Translation of these concepts to the clinical setting poses a herculean task and is compounded by two major obstacles: social and scientific. From a social standpoint, one of the main obstacles to overcome is the rampant proliferation of pseudoscientific clinics and stem cell tourism that promise false hope to desperate patients (16). Their unsupervised approach without regulatory oversight could adversely affect the health of patients because nonvalidated treatments may delay the approval of evidence-based treatments. From a scientific perspective, capitalizing on the regenerative and rejuvenating functions of ECs by employing tissue-specific TFs, the conversion of autologous adult ECs into organotypic ECs, and vascularizing organ models in vitro so that they reach human size will lead to innovative therapeutic strategies. For example, these approaches could open the door to the development of artificial organs for transplantation, as well as the manufacture of human organs in donor animals. Importantly, one of the main limitations yet to be circumvented is the development of nonimmunogenic organs.
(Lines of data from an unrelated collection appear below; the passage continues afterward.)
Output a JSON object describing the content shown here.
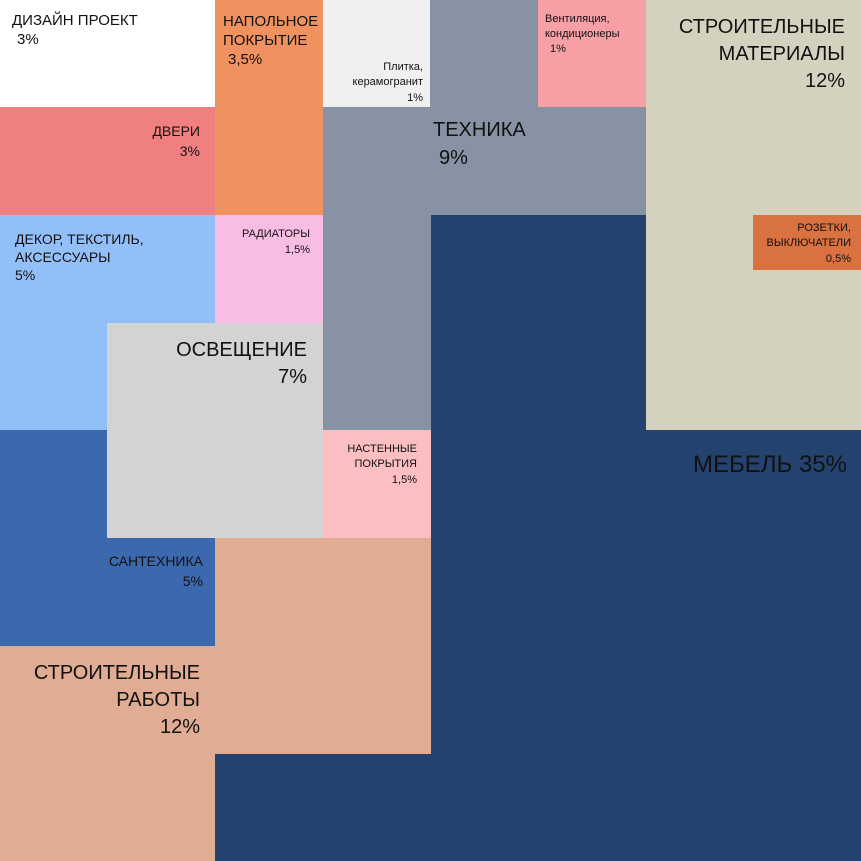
{
  "colors": {
    "white": "#ffffff",
    "coral": "#f08080",
    "orange": "#f0925f",
    "light_gray": "#f0f0f0",
    "slate": "#8792a5",
    "pink": "#f6a0a5",
    "beige": "#d4d1bf",
    "light_blue": "#93bff9",
    "pale_pink": "#f8bde3",
    "gray": "#d3d3d3",
    "mid_blue": "#3c69ad",
    "rose": "#fbbfc1",
    "peach": "#e0ac94",
    "navy": "#24426e",
    "dark_orange": "#d97141"
  },
  "segments": {
    "design": {
      "label": "ДИЗАЙН ПРОЕКТ",
      "percent": "3%"
    },
    "flooring": {
      "label_1": "НАПОЛЬНОЕ",
      "label_2": "ПОКРЫТИЕ",
      "percent": "3,5%"
    },
    "tiles": {
      "label_1": "Плитка,",
      "label_2": "керамогранит",
      "percent": "1%"
    },
    "ventilation": {
      "label_1": "Вентиляция,",
      "label_2": "кондиционеры",
      "percent": "1%"
    },
    "materials": {
      "label_1": "СТРОИТЕЛЬНЫЕ",
      "label_2": "МАТЕРИАЛЫ",
      "percent": "12%"
    },
    "doors": {
      "label": "ДВЕРИ",
      "percent": "3%"
    },
    "appliances": {
      "label": "ТЕХНИКА",
      "percent": "9%"
    },
    "decor": {
      "label_1": "ДЕКОР, ТЕКСТИЛЬ,",
      "label_2": "АКСЕССУАРЫ",
      "percent": "5%"
    },
    "radiators": {
      "label": "РАДИАТОРЫ",
      "percent": "1,5%"
    },
    "sockets": {
      "label_1": "РОЗЕТКИ,",
      "label_2": "ВЫКЛЮЧАТЕЛИ",
      "percent": "0,5%"
    },
    "lighting": {
      "label": "ОСВЕЩЕНИЕ",
      "percent": "7%"
    },
    "wall": {
      "label_1": "НАСТЕННЫЕ",
      "label_2": "ПОКРЫТИЯ",
      "percent": "1,5%"
    },
    "furniture": {
      "label": "МЕБЕЛЬ 35%"
    },
    "plumbing": {
      "label": "САНТЕХНИКА",
      "percent": "5%"
    },
    "works": {
      "label_1": "СТРОИТЕЛЬНЫЕ",
      "label_2": "РАБОТЫ",
      "percent": "12%"
    }
  }
}
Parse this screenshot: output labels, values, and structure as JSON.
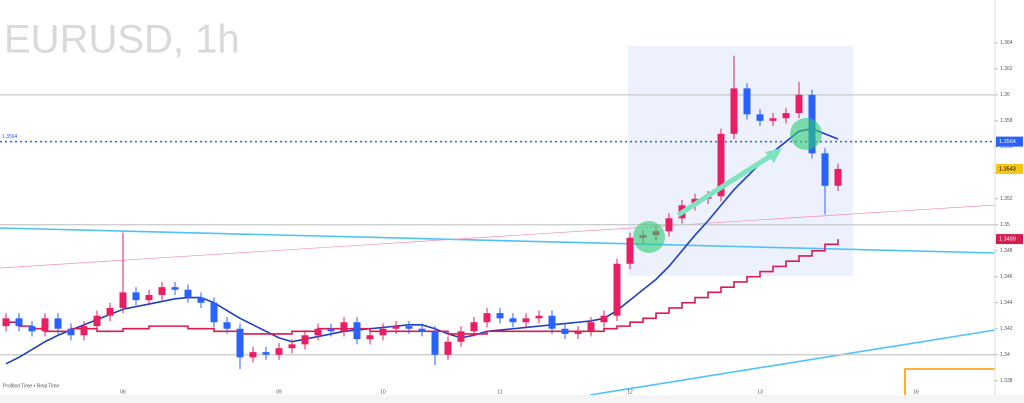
{
  "chart_data": {
    "type": "candlestick",
    "title": "EURUSD, 1h",
    "footer": "Profiled Time • Real Time",
    "up_color": "#e91e63",
    "down_color": "#2962ff",
    "categories": [
      null,
      null,
      null,
      null,
      null,
      null,
      null,
      null,
      null,
      "06",
      null,
      null,
      null,
      null,
      null,
      null,
      null,
      null,
      null,
      null,
      null,
      "09",
      null,
      null,
      null,
      null,
      null,
      null,
      null,
      "10",
      null,
      null,
      null,
      null,
      null,
      null,
      null,
      null,
      "11",
      null,
      null,
      null,
      null,
      null,
      null,
      null,
      null,
      null,
      "12",
      null,
      null,
      null,
      null,
      null,
      null,
      null,
      null,
      null,
      "13",
      null,
      null,
      null,
      null,
      null,
      null,
      null,
      null,
      null,
      null,
      null,
      "16",
      null,
      null,
      null,
      null,
      null
    ],
    "open": [
      1.3422,
      1.3428,
      1.3422,
      1.3418,
      1.3428,
      1.342,
      1.3415,
      1.3422,
      1.343,
      1.3436,
      1.3448,
      1.3442,
      1.3446,
      1.3452,
      1.345,
      1.3444,
      1.344,
      1.3425,
      1.342,
      1.3398,
      1.3402,
      1.34,
      1.3405,
      1.3408,
      1.3415,
      1.342,
      1.3418,
      1.3425,
      1.3412,
      1.3415,
      1.342,
      1.3422,
      1.342,
      1.3418,
      1.34,
      1.341,
      1.3418,
      1.3425,
      1.3432,
      1.3428,
      1.3425,
      1.3428,
      1.343,
      1.342,
      1.3416,
      1.3418,
      1.3425,
      1.343,
      1.347,
      1.349,
      1.3492,
      1.3495,
      1.3505,
      1.3515,
      1.352,
      1.3522,
      1.357,
      1.3605,
      1.3585,
      1.358,
      1.3582,
      1.3586,
      1.36,
      1.3555,
      1.353,
      null,
      null,
      null,
      null,
      null,
      null,
      null,
      null,
      null,
      null,
      null
    ],
    "high": [
      1.3432,
      1.3432,
      1.3426,
      1.3432,
      1.3432,
      1.3424,
      1.3426,
      1.3434,
      1.344,
      1.3494,
      1.3452,
      1.345,
      1.3456,
      1.3456,
      1.3454,
      1.3448,
      1.3444,
      1.3429,
      1.3424,
      1.3406,
      1.3406,
      1.3409,
      1.3412,
      1.3419,
      1.3424,
      1.3424,
      1.3429,
      1.3429,
      1.3419,
      1.3424,
      1.3426,
      1.3426,
      1.3424,
      1.3422,
      1.3414,
      1.3422,
      1.3429,
      1.3436,
      1.3436,
      1.3432,
      1.3432,
      1.3434,
      1.3434,
      1.3424,
      1.3422,
      1.3429,
      1.3434,
      1.3474,
      1.3494,
      1.3496,
      1.3499,
      1.3509,
      1.3519,
      1.3524,
      1.3526,
      1.3574,
      1.363,
      1.3609,
      1.3589,
      1.3586,
      1.359,
      1.361,
      1.3604,
      1.3559,
      1.3547,
      null,
      null,
      null,
      null,
      null,
      null,
      null,
      null,
      null,
      null,
      null
    ],
    "low": [
      1.3418,
      1.3418,
      1.3414,
      1.3414,
      1.3416,
      1.3411,
      1.3411,
      1.3418,
      1.3426,
      1.3432,
      1.3438,
      1.3438,
      1.3442,
      1.3446,
      1.344,
      1.3436,
      1.3421,
      1.3416,
      1.3389,
      1.3394,
      1.3396,
      1.3396,
      1.3401,
      1.3404,
      1.3411,
      1.3414,
      1.3414,
      1.3408,
      1.3408,
      1.3411,
      1.3416,
      1.3416,
      1.3414,
      1.3392,
      1.3396,
      1.3406,
      1.3414,
      1.3421,
      1.3424,
      1.3421,
      1.3421,
      1.3424,
      1.3416,
      1.3412,
      1.3412,
      1.3414,
      1.3421,
      1.3426,
      1.3466,
      1.3486,
      1.3488,
      1.3491,
      1.3501,
      1.3511,
      1.3516,
      1.3518,
      1.3566,
      1.3581,
      1.3576,
      1.3576,
      1.3578,
      1.3582,
      1.3551,
      1.3508,
      1.3526,
      null,
      null,
      null,
      null,
      null,
      null,
      null,
      null,
      null,
      null,
      null
    ],
    "close": [
      1.3428,
      1.3422,
      1.3418,
      1.3428,
      1.342,
      1.3415,
      1.3422,
      1.343,
      1.3436,
      1.3448,
      1.3442,
      1.3446,
      1.3452,
      1.345,
      1.3444,
      1.344,
      1.3425,
      1.342,
      1.3398,
      1.3402,
      1.34,
      1.3405,
      1.3408,
      1.3415,
      1.342,
      1.3418,
      1.3425,
      1.3412,
      1.3415,
      1.342,
      1.3422,
      1.342,
      1.3418,
      1.34,
      1.341,
      1.3418,
      1.3425,
      1.3432,
      1.3428,
      1.3425,
      1.3428,
      1.343,
      1.342,
      1.3416,
      1.3418,
      1.3425,
      1.343,
      1.347,
      1.349,
      1.3492,
      1.3495,
      1.3505,
      1.3515,
      1.352,
      1.3522,
      1.357,
      1.3605,
      1.3585,
      1.358,
      1.3582,
      1.3586,
      1.36,
      1.3555,
      1.353,
      1.3543,
      null,
      null,
      null,
      null,
      null,
      null,
      null,
      null,
      null,
      null,
      null
    ],
    "series": [
      {
        "color": "#1e3fbf",
        "style": "line",
        "values": [
          1.3393,
          1.3398,
          1.3404,
          1.341,
          1.3415,
          1.3419,
          1.3423,
          1.3427,
          1.3431,
          1.3435,
          1.3437,
          1.3439,
          1.3441,
          1.3443,
          1.3444,
          1.3444,
          1.344,
          1.3434,
          1.3428,
          1.3423,
          1.3418,
          1.3413,
          1.341,
          1.3412,
          1.3414,
          1.3416,
          1.3418,
          1.3419,
          1.342,
          1.3421,
          1.3422,
          1.3423,
          1.3423,
          1.342,
          1.3416,
          1.3413,
          1.3415,
          1.3418,
          1.3419,
          1.342,
          1.3421,
          1.3422,
          1.3423,
          1.3424,
          1.3425,
          1.3426,
          1.3428,
          1.3434,
          1.3442,
          1.345,
          1.3458,
          1.3468,
          1.348,
          1.3492,
          1.3503,
          1.3515,
          1.3527,
          1.3537,
          1.3547,
          1.3556,
          1.3564,
          1.3572,
          1.3574,
          1.357,
          1.3566,
          null,
          null,
          null,
          null,
          null,
          null,
          null,
          null,
          null,
          null,
          null
        ]
      },
      {
        "color": "#d81b50",
        "style": "step",
        "values": [
          1.3425,
          1.3422,
          1.342,
          1.3418,
          1.3418,
          1.342,
          1.342,
          1.3418,
          1.3418,
          1.342,
          1.342,
          1.3422,
          1.3422,
          1.3422,
          1.342,
          1.342,
          1.3418,
          1.3418,
          1.3416,
          1.3416,
          1.3416,
          1.3416,
          1.3418,
          1.3418,
          1.342,
          1.342,
          1.342,
          1.342,
          1.3418,
          1.3418,
          1.3418,
          1.3418,
          1.3418,
          1.3418,
          1.3416,
          1.3416,
          1.3416,
          1.3418,
          1.3418,
          1.3418,
          1.3418,
          1.3418,
          1.3418,
          1.3418,
          1.3418,
          1.3418,
          1.342,
          1.3422,
          1.3425,
          1.3428,
          1.3432,
          1.3436,
          1.344,
          1.3444,
          1.3448,
          1.3452,
          1.3456,
          1.346,
          1.3464,
          1.3468,
          1.3472,
          1.3476,
          1.348,
          1.3485,
          1.3489,
          null,
          null,
          null,
          null,
          null,
          null,
          null,
          null,
          null,
          null,
          null
        ]
      }
    ],
    "levels": [
      1.36,
      1.35,
      1.34
    ],
    "ylim": [
      1.3369,
      1.3673
    ],
    "yticks": [
      1.338,
      1.34,
      1.342,
      1.344,
      1.346,
      1.348,
      1.35,
      1.352,
      1.354,
      1.356,
      1.358,
      1.36,
      1.362,
      1.364
    ],
    "price_labels": [
      {
        "value": 1.3564,
        "color": "#2962ff"
      },
      {
        "value": 1.3543,
        "color": "#f5c518"
      },
      {
        "value": 1.3489,
        "color": "#d81b50"
      }
    ],
    "dashed_level": 1.3564
  }
}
Notwithstanding these caveats, translation to the regeneration field could be augmented by formulating standard procedures to incorporate vascular networks within implants that can sustain their long-term engraftment and provide the proper tissue-specific angiocrine signals to drive organ repair without scarring and tumorigenesis. Achievement of these goals will bring us closer to fulfilling the promise of regenerative medicine to treat millions of disabled patients worldwide who need organ replacement.